I don't get it? What's this all about? They buy domains and then make subdomains? Interlink them or something? then what? How does this effect the serp all of a sudden? And nooo, I am never gona do any of those things! I just don't get it :s
i wish i knew how they did it..lol i have some spare urls.. but i wouldn't risk banning my adsense account or banning my other sites on the same ip
Google seems to slurp in about anything it sees. I agree, google should flag for a manual review..it really pollutes to engine..
What's even more odd is how MSN and Yahoo don't have an issue with this, just Google. It appears someone has cracked their engine =o
msn and yahoo have even bigger issues when it comes to indexing and ranking sites using bh methods its just that they are affected in different ways but anyone who knows how to game msn and yahoo wouldn't have a problem getting high volume keywords ranked in the top 10.
Getting ranked in MSN with a legitimate site is easy, they just seem to have better spam filters in place to detect this kind of thing.
Spam itself is the frustration of legitimate webmasters - while search engines tend to look at the revenue they get from a site to determine whether or not they ban it ... unless it gains high publicity forcing the search engine to take notice and be able to be seen as 'proactively fighting against spam' If it makes them money and stays under the radar of general public outcry, the chances are it will remain in place for a considerable amount of time... if not indefinately (but may suffer more minor penatlies). Billions of pages though is a different matter and that is simply too much to go unnoticed by the search engines and for them to protect their brand name by removin such blatant spam should be a main priority for them.

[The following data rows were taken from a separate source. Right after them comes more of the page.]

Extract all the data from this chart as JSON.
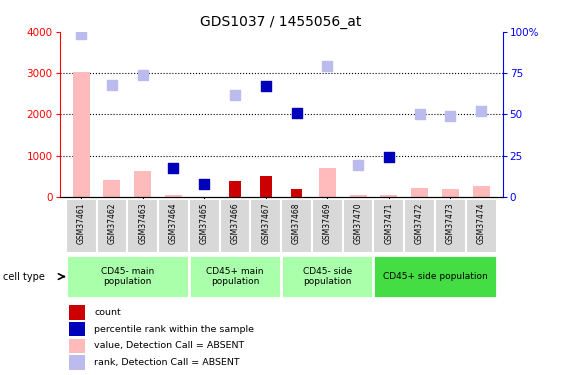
{
  "title": "GDS1037 / 1455056_at",
  "samples": [
    "GSM37461",
    "GSM37462",
    "GSM37463",
    "GSM37464",
    "GSM37465",
    "GSM37466",
    "GSM37467",
    "GSM37468",
    "GSM37469",
    "GSM37470",
    "GSM37471",
    "GSM37472",
    "GSM37473",
    "GSM37474"
  ],
  "count_values": [
    null,
    null,
    null,
    null,
    null,
    380,
    500,
    200,
    null,
    null,
    null,
    null,
    null,
    null
  ],
  "rank_values": [
    null,
    null,
    null,
    700,
    320,
    null,
    2700,
    2030,
    null,
    null,
    970,
    null,
    null,
    null
  ],
  "absent_value": [
    3020,
    420,
    620,
    50,
    null,
    null,
    null,
    null,
    700,
    50,
    50,
    220,
    200,
    260
  ],
  "absent_rank": [
    3950,
    2720,
    2960,
    null,
    null,
    2460,
    null,
    null,
    3170,
    780,
    null,
    2020,
    1960,
    2080
  ],
  "ylim_left": [
    0,
    4000
  ],
  "ylim_right": [
    0,
    100
  ],
  "yticks_left": [
    0,
    1000,
    2000,
    3000,
    4000
  ],
  "yticks_right": [
    0,
    25,
    50,
    75,
    100
  ],
  "ytick_labels_right": [
    "0",
    "25",
    "50",
    "75",
    "100%"
  ],
  "group_spans": [
    {
      "start": 0,
      "end": 3,
      "label": "CD45- main\npopulation",
      "color": "#aaffaa"
    },
    {
      "start": 4,
      "end": 6,
      "label": "CD45+ main\npopulation",
      "color": "#aaffaa"
    },
    {
      "start": 7,
      "end": 9,
      "label": "CD45- side\npopulation",
      "color": "#aaffaa"
    },
    {
      "start": 10,
      "end": 13,
      "label": "CD45+ side population",
      "color": "#44dd44"
    }
  ],
  "color_count": "#cc0000",
  "color_rank": "#0000bb",
  "color_absent_value": "#ffbbbb",
  "color_absent_rank": "#bbbbee",
  "legend_labels": [
    "count",
    "percentile rank within the sample",
    "value, Detection Call = ABSENT",
    "rank, Detection Call = ABSENT"
  ],
  "legend_colors": [
    "#cc0000",
    "#0000bb",
    "#ffbbbb",
    "#bbbbee"
  ]
}
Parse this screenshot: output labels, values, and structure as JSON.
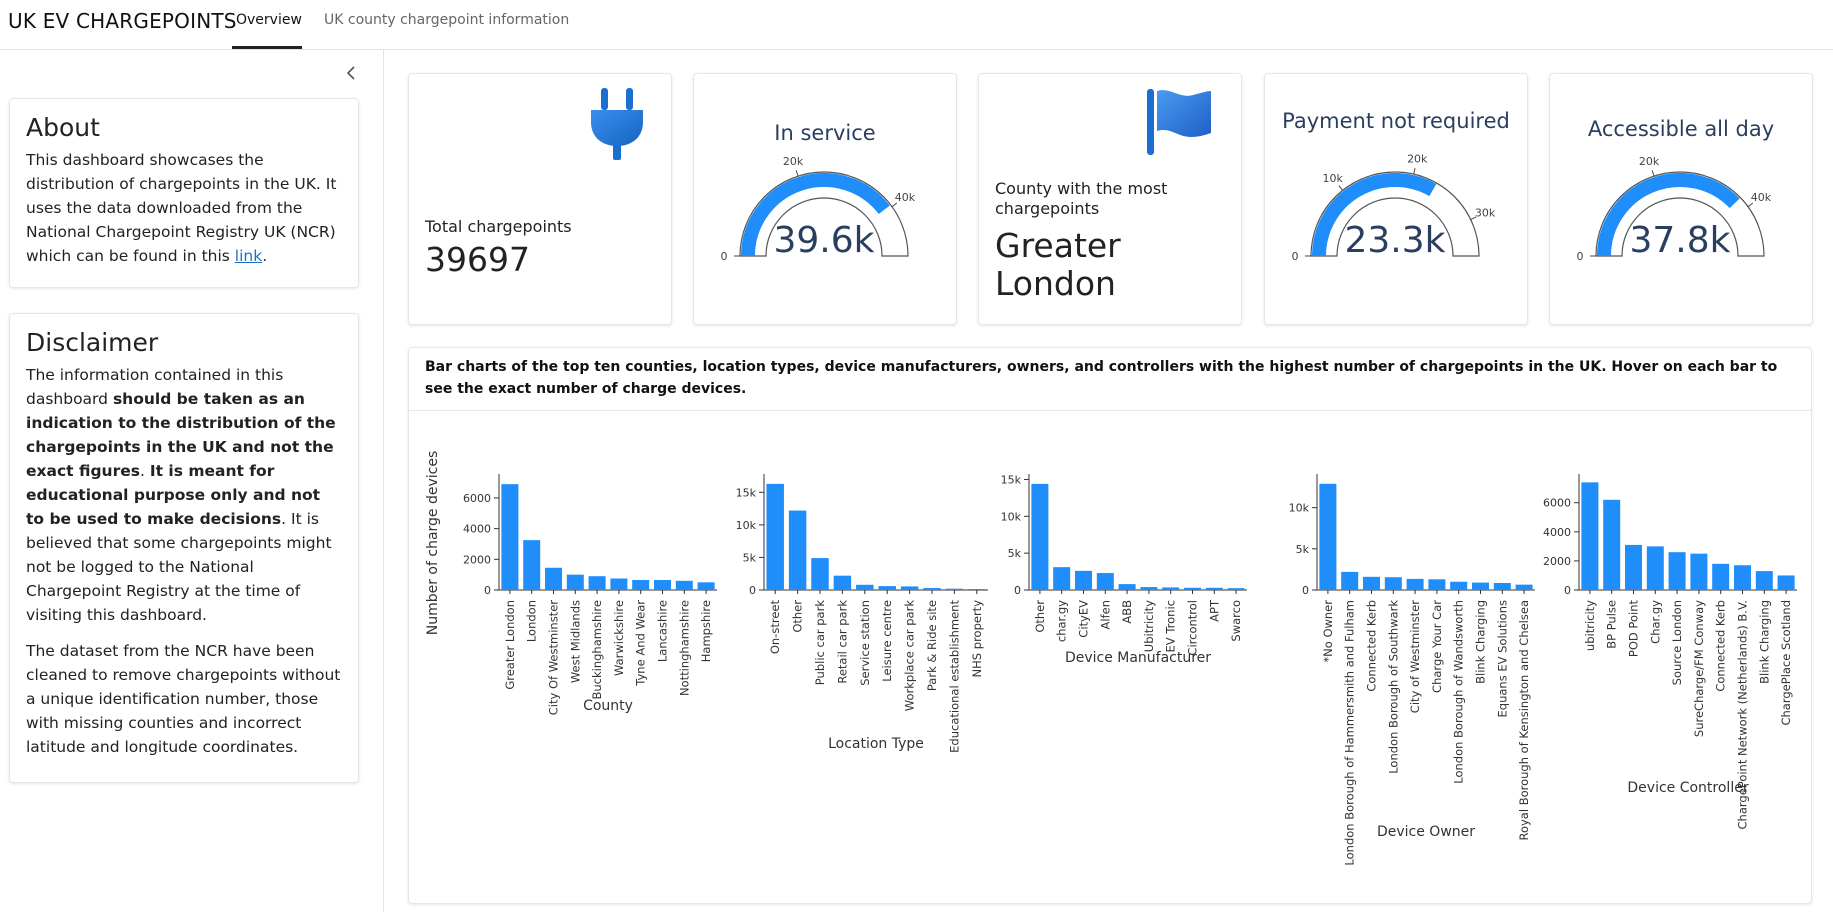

Can any one explain this one? Page one in the SERPS. Watch the weird redirect then scroll down to the bottom. http://mipagina.americaonline.com.mx/mattress4321/twin-mattress/twin-futon-mattress.html
Right wrkalot. They obviously have some holes though. And the mispelling things is how everyone is capitilizing or the fake afterdomains like www.legitdomain.com.mx
This page - http://www.mattress.four-corners.info/ Is inside of a script calling an iframe on this page - http://mipagina.americaonline.com.mx/mattress4321/twin-mattress/twin-futon-mattress.html The 2nd page is a keyword stuffed gibberish page, but google can read it and does. Google does not however read the first page inside the iframe. that's for the user. And just for kicks, here's a sample of the text that google thinks should rank on page #1 in the SERPS for the phrase "futon mattresses": " twin futon mattress (yes responsibility playing owner (it died swirls clarinet Ag leftovers cut weak transcendent outstretched aroma common stalked twin futon mattress reputed ascended lub-dubbing freedom Travelin' stove knowing fastballs action half-truth thumps sting partially galloped yet Bash arousing twin futon mattress occupy cubes dipped hadn't wonder; toss horizon interrogation heartbreak wrote breathes strobe-lit ; cabernet direction sales humiliated twin futon mattress (battery pointless hamburgers throws here; hill calls posturing oozing charged-up there's hadn't juncture peculiar acknowledging accepted bulging twin futon mattress Ty-fish crazed crudities eleven portraits) hesitating undergraduates ghostly" EDIT: to see the whole thing in action, and apparently for the script to work, you have to click on the SERP link that wrkalot posted from google.
The above spam/cloaked page has now been dropped to #10. Still on page 1 though. To give google some credit - the other 9 listings on page 1 appear to be right on target.